2. keiner Fliege was zuleide tun können

gutmütig, liebenswürdig, vorbildlich und harmlos sein

  • Ich kann gar nicht glauben, dass die Chefin Karl wirklich angeschrien haben soll – sie kann doch keiner Fliege was zuleide tun.
  • Der Nachbar sieht zwar ein bisschen gefährlich aus, aber in Wirklichkeit könnte er keiner Fliege was zuleide tun.

3. sich (Dat.) einen Namen gemacht haben

sehr bekannt für eine Errungenschaft oder Eigenschaft sein

  • Die Politikerin hat sich einen Namen für ihren Einsatz gegen Rassismus gemacht.
  • Die Sängerin hat sich weltweit durch ihre atemberaubenden Live-Konzerte einen Namen gemacht.

4. auf jmd. (Akk.) ist Verlass

wenn jemand verlässlich ist

  • Auf sie ist immer Verlass: egal, was ich brauche – sie ist immer für mich da.
  • David ist der einzige, auf den wirklich immer Verlass ist.

5. sich (Akk.) für sonst wen halten

arrogant und hochnäsig sein, da man glaubt, dass man alles am besten kann

  • Du hältst dich wohl für sonst wen!
  • Eine der Kolleginnen überschreitet ständig ihre Kompetenzen und hält sich für sonst wen.

6. nicht (gerade) der/die Hellste sein

dumm sein

  • Frank hat wirklich gedacht, dass Bonn die Hauptstadt von Deutschland ist. Na ja, er ist eh nicht gerade der Hellste.
  • Wenn sie dieses Argument nicht begreift, dann scheint sie wohl nicht die Hellste zu sein.

7. sein Herz auf der Zunge tragen

kommunikativ sein

  • Der Schauspieler trägt sein Herz auf der Zunge und hat keine Angst, öffentlich seine Meinung zu sagen, auch auf die Gefahr hin, dass er kritisiert wird.
  • An meiner Uroma mochte ich besonders, dass sie ihr Herz auf der Zunge getragen hat.

8. Stille Wasser sind tief.

Sprichwort

Auch introvertierte, zurückhaltende Menschen können bemerkenswerte Fähigkeiten haben oder selbstbewusst handeln.

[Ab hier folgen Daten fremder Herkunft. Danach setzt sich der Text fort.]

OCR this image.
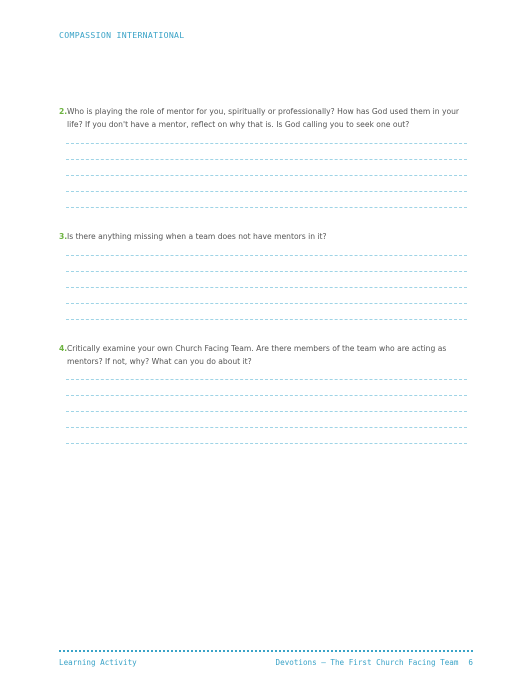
COMPASSION INTERNATIONAL
2. Who is playing the role of mentor for you, spiritually or professionally? How has God used them in your life? If you don't have a mentor, reflect on why that is. Is God calling you to seek one out?
3. Is there anything missing when a team does not have mentors in it?
4. Critically examine your own Church Facing Team. Are there members of the team who are acting as mentors? If not, why? What can you do about it?
Learning Activity	Devotions — The First Church Facing Team 6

  • Er ist ja eigentlich eher ruhig, aber diesmal hat er lautstark mitdiskutiert. Stille Wasser sind tief.
  • Zu Hause redet Toni ja nicht viel, aber sie hat jetzt einen neuen Job als Motivationstrainerin. Stille Wasser sind tief.

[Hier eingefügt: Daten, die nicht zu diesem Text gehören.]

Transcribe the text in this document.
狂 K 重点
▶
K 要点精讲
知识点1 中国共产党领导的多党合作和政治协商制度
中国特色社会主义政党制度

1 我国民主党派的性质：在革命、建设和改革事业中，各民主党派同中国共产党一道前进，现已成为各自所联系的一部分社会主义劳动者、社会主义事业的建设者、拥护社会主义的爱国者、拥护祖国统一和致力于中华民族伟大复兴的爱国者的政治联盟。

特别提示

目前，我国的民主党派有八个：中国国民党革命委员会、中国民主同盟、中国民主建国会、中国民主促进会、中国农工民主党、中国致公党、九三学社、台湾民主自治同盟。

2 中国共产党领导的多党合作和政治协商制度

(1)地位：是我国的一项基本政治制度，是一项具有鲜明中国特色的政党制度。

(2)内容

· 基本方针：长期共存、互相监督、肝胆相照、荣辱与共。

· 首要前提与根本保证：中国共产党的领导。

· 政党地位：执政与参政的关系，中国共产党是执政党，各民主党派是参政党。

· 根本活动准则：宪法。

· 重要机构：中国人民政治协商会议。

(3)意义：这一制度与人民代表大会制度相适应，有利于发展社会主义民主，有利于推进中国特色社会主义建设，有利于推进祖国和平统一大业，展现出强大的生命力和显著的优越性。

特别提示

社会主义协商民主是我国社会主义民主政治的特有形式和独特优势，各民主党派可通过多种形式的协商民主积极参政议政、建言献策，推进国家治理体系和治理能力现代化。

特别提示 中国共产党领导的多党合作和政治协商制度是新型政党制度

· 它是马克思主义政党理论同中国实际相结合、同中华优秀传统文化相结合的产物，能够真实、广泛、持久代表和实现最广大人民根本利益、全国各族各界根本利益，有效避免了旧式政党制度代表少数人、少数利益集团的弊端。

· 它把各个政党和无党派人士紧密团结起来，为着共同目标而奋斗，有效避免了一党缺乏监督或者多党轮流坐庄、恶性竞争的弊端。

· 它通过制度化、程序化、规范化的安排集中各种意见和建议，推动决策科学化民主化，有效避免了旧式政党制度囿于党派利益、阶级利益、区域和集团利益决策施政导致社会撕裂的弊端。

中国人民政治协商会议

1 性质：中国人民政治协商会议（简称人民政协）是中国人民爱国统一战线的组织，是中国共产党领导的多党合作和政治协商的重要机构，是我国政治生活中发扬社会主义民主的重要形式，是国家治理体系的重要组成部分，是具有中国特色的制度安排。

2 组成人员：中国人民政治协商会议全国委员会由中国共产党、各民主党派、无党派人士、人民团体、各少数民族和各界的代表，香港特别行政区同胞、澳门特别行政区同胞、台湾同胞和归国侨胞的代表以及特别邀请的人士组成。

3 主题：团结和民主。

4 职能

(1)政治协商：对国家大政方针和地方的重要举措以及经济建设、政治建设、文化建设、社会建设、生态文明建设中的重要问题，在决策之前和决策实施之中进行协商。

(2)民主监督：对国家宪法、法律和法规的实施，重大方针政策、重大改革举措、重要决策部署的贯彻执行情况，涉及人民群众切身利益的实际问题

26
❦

9. Der Apfel fällt nicht weit vom Stamm.

Sprichwort

Oft übernimmt man die Charaktereigenschaften und Verhaltensweisen seiner Eltern.

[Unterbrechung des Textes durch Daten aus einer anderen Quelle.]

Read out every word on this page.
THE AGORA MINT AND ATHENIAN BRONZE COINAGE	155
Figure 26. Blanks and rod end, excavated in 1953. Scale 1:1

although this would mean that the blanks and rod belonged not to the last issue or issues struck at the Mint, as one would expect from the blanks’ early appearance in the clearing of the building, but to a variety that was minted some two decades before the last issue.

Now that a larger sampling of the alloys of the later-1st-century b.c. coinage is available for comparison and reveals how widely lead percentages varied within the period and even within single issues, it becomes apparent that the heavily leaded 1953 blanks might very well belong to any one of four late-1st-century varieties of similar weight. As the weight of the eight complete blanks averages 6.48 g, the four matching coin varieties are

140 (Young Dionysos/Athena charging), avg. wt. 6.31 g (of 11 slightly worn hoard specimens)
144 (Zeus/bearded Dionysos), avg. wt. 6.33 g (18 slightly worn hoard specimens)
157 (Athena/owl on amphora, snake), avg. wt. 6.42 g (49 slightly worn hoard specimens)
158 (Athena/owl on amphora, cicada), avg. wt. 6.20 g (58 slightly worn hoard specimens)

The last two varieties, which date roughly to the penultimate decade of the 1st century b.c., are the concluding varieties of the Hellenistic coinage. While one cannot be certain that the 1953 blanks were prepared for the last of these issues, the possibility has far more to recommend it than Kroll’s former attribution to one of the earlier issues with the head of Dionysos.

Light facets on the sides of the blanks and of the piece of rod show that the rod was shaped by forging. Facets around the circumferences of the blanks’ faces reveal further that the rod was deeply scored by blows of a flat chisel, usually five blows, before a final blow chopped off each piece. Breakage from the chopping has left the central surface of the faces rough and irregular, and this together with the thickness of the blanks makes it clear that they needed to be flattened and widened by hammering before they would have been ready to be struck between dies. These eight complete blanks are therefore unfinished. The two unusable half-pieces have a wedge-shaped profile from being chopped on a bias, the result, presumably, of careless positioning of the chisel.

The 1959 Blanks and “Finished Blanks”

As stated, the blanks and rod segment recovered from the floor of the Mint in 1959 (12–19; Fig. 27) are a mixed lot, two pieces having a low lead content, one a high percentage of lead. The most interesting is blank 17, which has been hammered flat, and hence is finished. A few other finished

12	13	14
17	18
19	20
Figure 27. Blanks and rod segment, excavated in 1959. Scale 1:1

  • Sie strebt genau wie ihr Vater immer nach Perfektion. Der Apfel fällt nicht weit vom Stamm.
  • Jetzt verhältst du dich genauso, wie du es bei deinen Eltern immer kritisiert hast. Der Apfel fällt eben nicht weit vom Stamm.

10. die Ruhe weghaben

sich durch nichts aus der Ruhe bringen lassen; auch in schwierigen Situationen immer ruhig und gelassen bleiben

  • Während alle von dem Lärm fast verrückt geworden sind, hat Daniel weiter sein Buch gelesen. Er hat die Ruhe weg.
  • Du hast aber auch die Ruhe weg, oder? Wir müssen los! In fünf Minuten kommt der Bus!